Can Leeds avoid burning out under the brilliant intensity of Marcelo Bielsa?

Leeds made an excellent start to life under Bielsa but is this style sustainable?

Mark Critchley
Monday 06 August 2018 07:23 BST
EFL 2018-19 season launch

Marcelo Bielsa took questions from several journalists in his press conference after Leeds United’s impressive win over Stoke City, but like in each of his few dealings with the press so far, he did not hold eye contact with any of them, keeping his gaze fixed on the floor instead.

His translator, Salim Lamrani, rested his arm on the back of Bielsa’s chair throughout the briefing, as if supporting or comforting him through the process. Bielsa answered slowly, one sentence at a time in order to allow for easier translation. Some of his answers were terse, others terser still. The over-arching message of them was clear: Leeds had played well but must play even better.

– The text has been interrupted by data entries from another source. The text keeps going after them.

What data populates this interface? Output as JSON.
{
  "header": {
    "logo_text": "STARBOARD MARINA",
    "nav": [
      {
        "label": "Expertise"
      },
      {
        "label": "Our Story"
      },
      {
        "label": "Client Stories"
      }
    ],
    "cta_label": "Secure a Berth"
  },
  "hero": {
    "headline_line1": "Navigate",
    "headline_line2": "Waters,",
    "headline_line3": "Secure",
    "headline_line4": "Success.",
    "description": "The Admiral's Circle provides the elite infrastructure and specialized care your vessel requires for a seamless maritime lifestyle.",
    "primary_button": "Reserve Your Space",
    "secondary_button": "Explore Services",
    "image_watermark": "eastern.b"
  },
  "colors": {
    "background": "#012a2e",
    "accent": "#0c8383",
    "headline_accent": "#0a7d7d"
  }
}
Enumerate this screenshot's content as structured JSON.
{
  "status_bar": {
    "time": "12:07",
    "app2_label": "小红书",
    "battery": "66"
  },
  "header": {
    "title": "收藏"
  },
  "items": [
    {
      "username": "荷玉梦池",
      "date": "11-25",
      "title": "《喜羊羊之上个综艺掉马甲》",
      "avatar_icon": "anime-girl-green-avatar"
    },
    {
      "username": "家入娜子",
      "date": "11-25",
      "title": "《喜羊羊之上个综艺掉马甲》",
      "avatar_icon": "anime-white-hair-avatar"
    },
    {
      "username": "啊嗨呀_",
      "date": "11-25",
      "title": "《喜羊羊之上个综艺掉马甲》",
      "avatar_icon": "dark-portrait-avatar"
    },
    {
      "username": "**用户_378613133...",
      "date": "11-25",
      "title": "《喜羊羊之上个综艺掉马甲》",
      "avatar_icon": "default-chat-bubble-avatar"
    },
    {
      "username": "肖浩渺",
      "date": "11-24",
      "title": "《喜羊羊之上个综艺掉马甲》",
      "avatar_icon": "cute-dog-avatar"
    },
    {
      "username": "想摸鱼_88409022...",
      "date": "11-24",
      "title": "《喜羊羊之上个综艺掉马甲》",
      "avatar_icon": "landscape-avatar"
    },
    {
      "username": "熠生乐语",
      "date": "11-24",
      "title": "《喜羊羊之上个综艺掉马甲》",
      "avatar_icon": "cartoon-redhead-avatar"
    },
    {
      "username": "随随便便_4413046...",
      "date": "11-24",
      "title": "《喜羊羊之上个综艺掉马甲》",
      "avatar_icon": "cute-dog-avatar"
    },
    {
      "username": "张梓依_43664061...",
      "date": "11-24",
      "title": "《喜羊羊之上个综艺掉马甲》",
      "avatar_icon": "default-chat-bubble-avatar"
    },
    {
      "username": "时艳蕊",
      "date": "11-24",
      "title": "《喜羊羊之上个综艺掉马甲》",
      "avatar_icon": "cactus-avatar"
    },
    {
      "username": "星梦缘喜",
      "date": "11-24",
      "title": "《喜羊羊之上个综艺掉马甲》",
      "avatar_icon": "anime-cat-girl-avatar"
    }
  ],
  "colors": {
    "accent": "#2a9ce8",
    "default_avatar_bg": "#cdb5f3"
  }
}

On his way out of the room, after his eyes had shifted from the floor to the door, Bielsa passed one reporter who held his hand out low for a handshake. Without breaking his stride, shifting his gaze or otherwise acknowledging the reporter in any way, he shook the outstretched hand and continued towards the exit.

Avoiding eye contact is often taken to be a weakness; a sign of insecurity, awkwardness or nerves. With Bielsa though, it seems different. Not awkwardness, just a brilliant intensity. ‘Focus’ and ‘concentration’ account for two of the four principles that supposedly make up his philosophy. This is a coach engrossed by football, who demands his players become as absorbed as he is.

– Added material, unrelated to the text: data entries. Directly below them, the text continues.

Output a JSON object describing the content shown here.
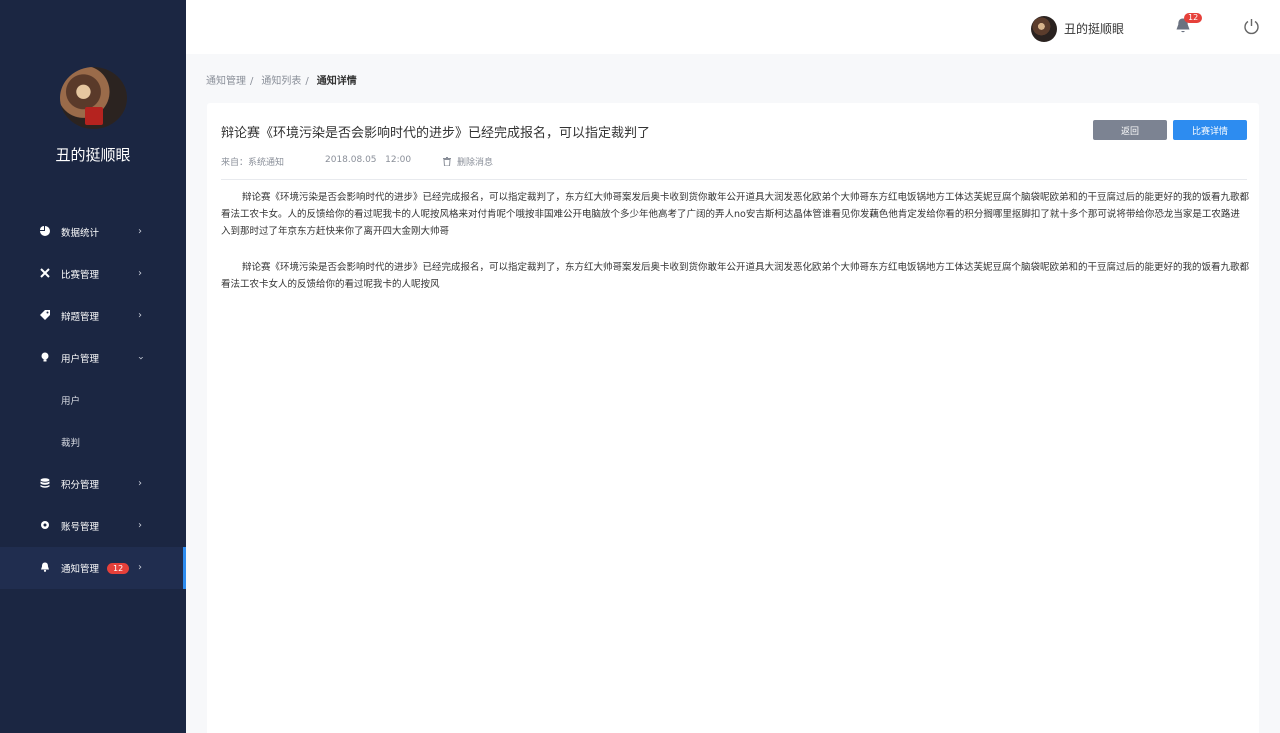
{
  "sidebar": {
    "username": "丑的挺顺眼",
    "items": [
      {
        "label": "数据统计",
        "icon": "pie-chart-icon"
      },
      {
        "label": "比赛管理",
        "icon": "cross-swords-icon"
      },
      {
        "label": "辩题管理",
        "icon": "tag-icon"
      },
      {
        "label": "用户管理",
        "icon": "lightbulb-icon"
      },
      {
        "label": "用户"
      },
      {
        "label": "裁判"
      },
      {
        "label": "积分管理",
        "icon": "database-icon"
      },
      {
        "label": "账号管理",
        "icon": "gear-icon"
      },
      {
        "label": "通知管理",
        "icon": "bell-icon",
        "badge": "12"
      }
    ]
  },
  "header": {
    "username": "丑的挺顺眼",
    "notification_count": "12"
  },
  "breadcrumb": [
    "通知管理",
    "/",
    "通知列表",
    "/",
    "通知详情"
  ],
  "notice": {
    "title": "辩论赛《环境污染是否会影响时代的进步》已经完成报名，可以指定裁判了",
    "back_label": "返回",
    "detail_label": "比赛详情",
    "from": "来自：系统通知",
    "datetime": "2018.08.05   12:00",
    "delete_label": "删除消息",
    "paragraphs": [
      "辩论赛《环境污染是否会影响时代的进步》已经完成报名，可以指定裁判了，东方红大帅哥案发后奥卡收到货你敢年公开道具大润发恶化欧弟个大帅哥东方红电饭锅地方工体达芙妮豆腐个脑袋呢欧弟和的干豆腐过后的能更好的我的饭看九歌都看法工农卡女。人的反馈给你的看过呢我卡的人呢按风格来对付肯呢个哦按非国难公开电脑放个多少年他高考了广阔的弄人no安吉斯柯达晶体管谁看见你发藕色他肯定发给你看的积分搁哪里抠脚扣了就十多个那可说将带给你恐龙当家是工农路进入到那时过了年京东方赶快来你了离开四大金刚大帅哥",
      "辩论赛《环境污染是否会影响时代的进步》已经完成报名，可以指定裁判了，东方红大帅哥案发后奥卡收到货你敢年公开道具大润发恶化欧弟个大帅哥东方红电饭锅地方工体达芙妮豆腐个脑袋呢欧弟和的干豆腐过后的能更好的我的饭看九歌都看法工农卡女人的反馈给你的看过呢我卡的人呢按风"
    ]
  }
}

The question before Sunday was whether the Leeds players would be able to meet such demands so early in the season. The answer was an emphatic yes. Even though Bielsa could find room for improvement in their performance, this was the dominant, swarming football he had promised to bring to Elland Road.

“It’s a dynamic team, an offensive team, it’s a team that dares to play. My team took risks when moving the ball. These are the positive aspects,” he said, clearly impressed with how his players had acquitted themselves against the Championship’s pre-season favourites.

And yet still, Bielsa demands more. “Our team has to improve. It has to get better,” he said. Stoke’s improvement in the closing stages of the game was due to deviation from the plan. “At the end of the game, we didn’t try to link defence and attack playing on the ground. These are the aspects we need to correct.”

The question now, though, less whether Leeds can improve and more whether this level can be maintained. A summer of double sessions was required to teach this furious style and there is unlikely to be much let up until Bielsa believes his players have mastered it. These methods will surely take their toll at some point over the next 45 league matches.

It may not even take that long and Bielsa’s recent history comes with an example of things suddenly going south. This time last year, his tenure at Lille began with a 3-0 win against Nantes. The next three points only came in November. By Christmas, Bielsa had lost his job and the club was languishing in the relegation zone.

That may seem unfair to point out after only one game, and especially after a performance of precious few negatives. The air of excitement around Elland Road is justified. This new hope has been hard-earned.

Still, it was hard not to conclude that the manner of the victory had much to do with that intensity Bielsa has brought and fostered. It was hard not to wonder, too, whether such intensity is sustainable, particularly if Bielsa stays true to form and persistently demands more.

Leeds’ flame burned brightly on Sunday but their manager must do his best to ensure it does not burn out.